In 2017, Bussler announced that another comic, Ethel The Cyborg Ninja, would be available on Amazon. Subsequently, he created a standalone comic of Heyzoos: The Coked Up Chicken, issues dubbed as 'Special Editions', as well as a compilation of old comic strips entitled RetroMegaTrex, and Surf Panda (Bussler's only comic intended for children).

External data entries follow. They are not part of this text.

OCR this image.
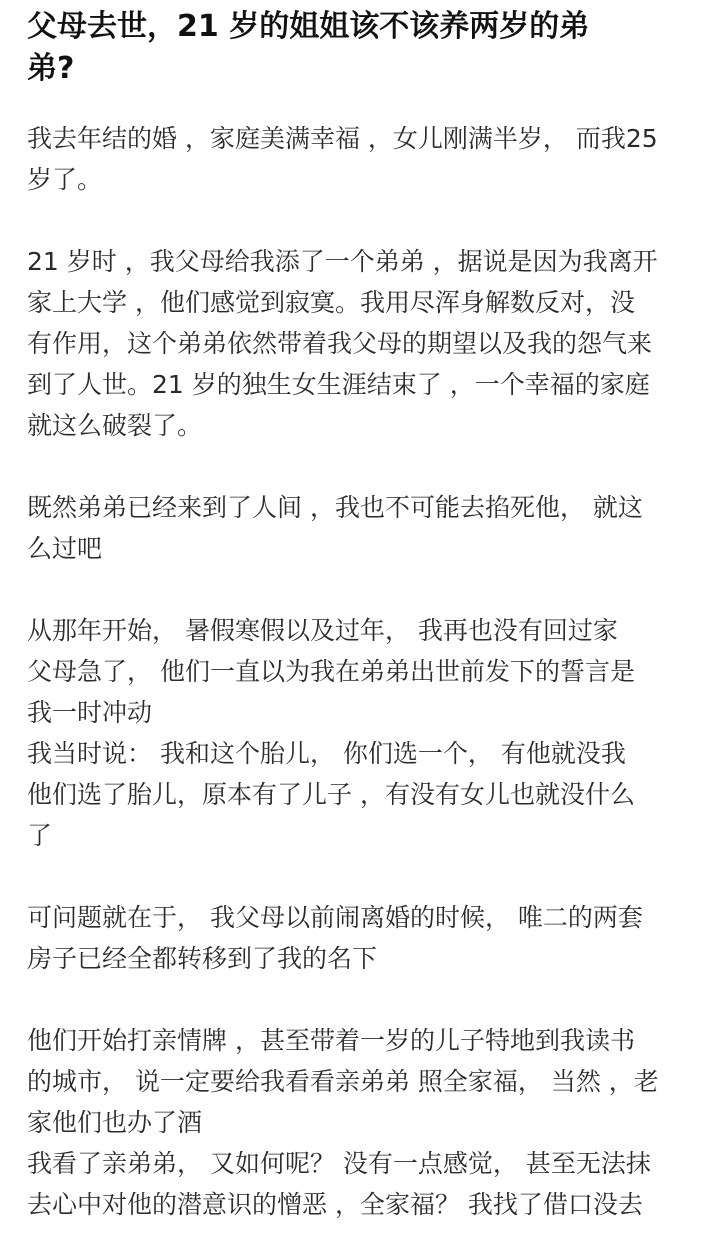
父母去世，21 岁的姐姐该不该养两岁的弟
弟?

我去年结的婚 ，家庭美满幸福 ，女儿刚满半岁， 而我25
岁了。

21 岁时 ，我父母给我添了一个弟弟 ，据说是因为我离开
家上大学 ，他们感觉到寂寞。我用尽浑身解数反对，没
有作用，这个弟弟依然带着我父母的期望以及我的怨气来
到了人世。21 岁的独生女生涯结束了 ，一个幸福的家庭
就这么破裂了。

既然弟弟已经来到了人间 ，我也不可能去掐死他， 就这
么过吧

从那年开始， 暑假寒假以及过年， 我再也没有回过家
父母急了， 他们一直以为我在弟弟出世前发下的誓言是
我一时冲动
我当时说： 我和这个胎儿， 你们选一个， 有他就没我
他们选了胎儿，原本有了儿子 ，有没有女儿也就没什么
了

可问题就在于， 我父母以前闹离婚的时候， 唯二的两套
房子已经全都转移到了我的名下

他们开始打亲情牌 ，甚至带着一岁的儿子特地到我读书
的城市， 说一定要给我看看亲弟弟 照全家福， 当然 ，老
家他们也办了酒
我看了亲弟弟， 又如何呢？ 没有一点感觉， 甚至无法抹
去心中对他的潜意识的憎恶 ，全家福？ 我找了借口没去
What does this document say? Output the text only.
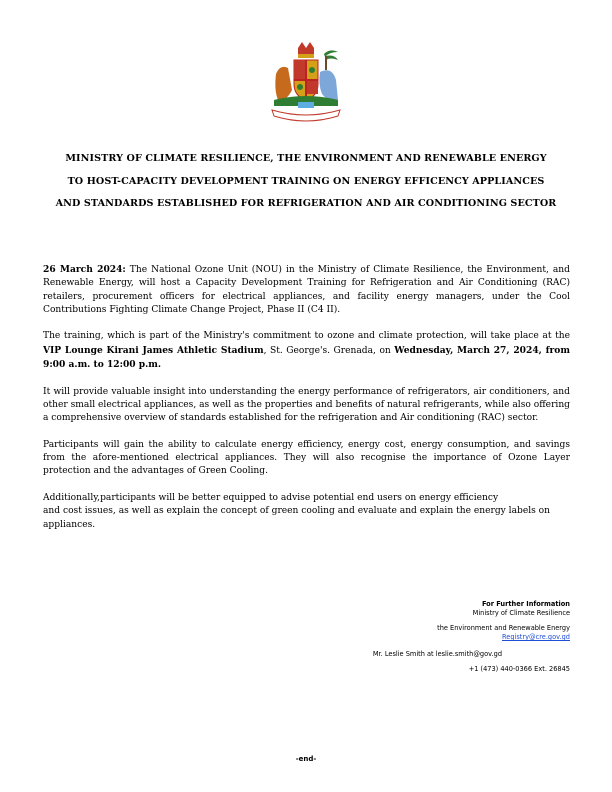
MINISTRY OF CLIMATE RESILIENCE, THE ENVIRONMENT AND RENEWABLE ENERGY
TO HOST-CAPACITY DEVELOPMENT TRAINING ON ENERGY EFFICENCY APPLIANCES
AND STANDARDS ESTABLISHED FOR REFRIGERATION AND AIR CONDITIONING SECTOR

26 March 2024: The National Ozone Unit (NOU) in the Ministry of Climate Resilience, the Environment, and Renewable Energy, will host a Capacity Development Training for Refrigeration and Air Conditioning (RAC) retailers, procurement officers for electrical appliances, and facility energy managers, under the Cool Contributions Fighting Climate Change Project, Phase II (C4 II).

The training, which is part of the Ministry's commitment to ozone and climate protection, will take place at the VIP Lounge Kirani James Athletic Stadium, St. George's. Grenada, on Wednesday, March 27, 2024, from 9:00 a.m. to 12:00 p.m.

It will provide valuable insight into understanding the energy performance of refrigerators, air conditioners, and other small electrical appliances, as well as the properties and benefits of natural refrigerants, while also offering a comprehensive overview of standards established for the refrigeration and Air conditioning (RAC) sector.

Participants will gain the ability to calculate energy efficiency, energy cost, energy consumption, and savings from the afore-mentioned electrical appliances. They will also recognise the importance of Ozone Layer protection and the advantages of Green Cooling.

Additionally,participants will be better equipped to advise potential end users on energy efficiency
and cost issues, as well as explain the concept of green cooling and evaluate and explain the energy labels on appliances.

For Further Information
Ministry of Climate Resilience
the Environment and Renewable Energy
Registry@cre.gov.gd
Mr. Leslie Smith at leslie.smith@gov.gd
+1 (473) 440-0366 Ext. 26845
-end-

- Ethel the Cyborg Ninja: Book 1 - Published January 16, 2017
- Lord Karnage Book 1 - Published January 28, 2015
- Heyzoos the Coked-Up Chicken #1 Special Edition - Published February 9, 2017
- Lord Karnage 1.5 Special Edition - Published May 18, 2017
- Retromegatrex Volume 1: The Lost Art of Mark Bussler 1995-2017 - Published May 18, 2017
- Heyzoos the Coked-Up Chicken #2 Special Edition - Published June 8, 2017
- Surf Panda #1 - Published June 8, 2017

===Music===
In 2022, Bussler began releasing albums of his own electronic music, under the moniker Turbo Volcano. This spun off into other albums and projects such as Omega Ronin, Robot Kitten Factory and Seatropica.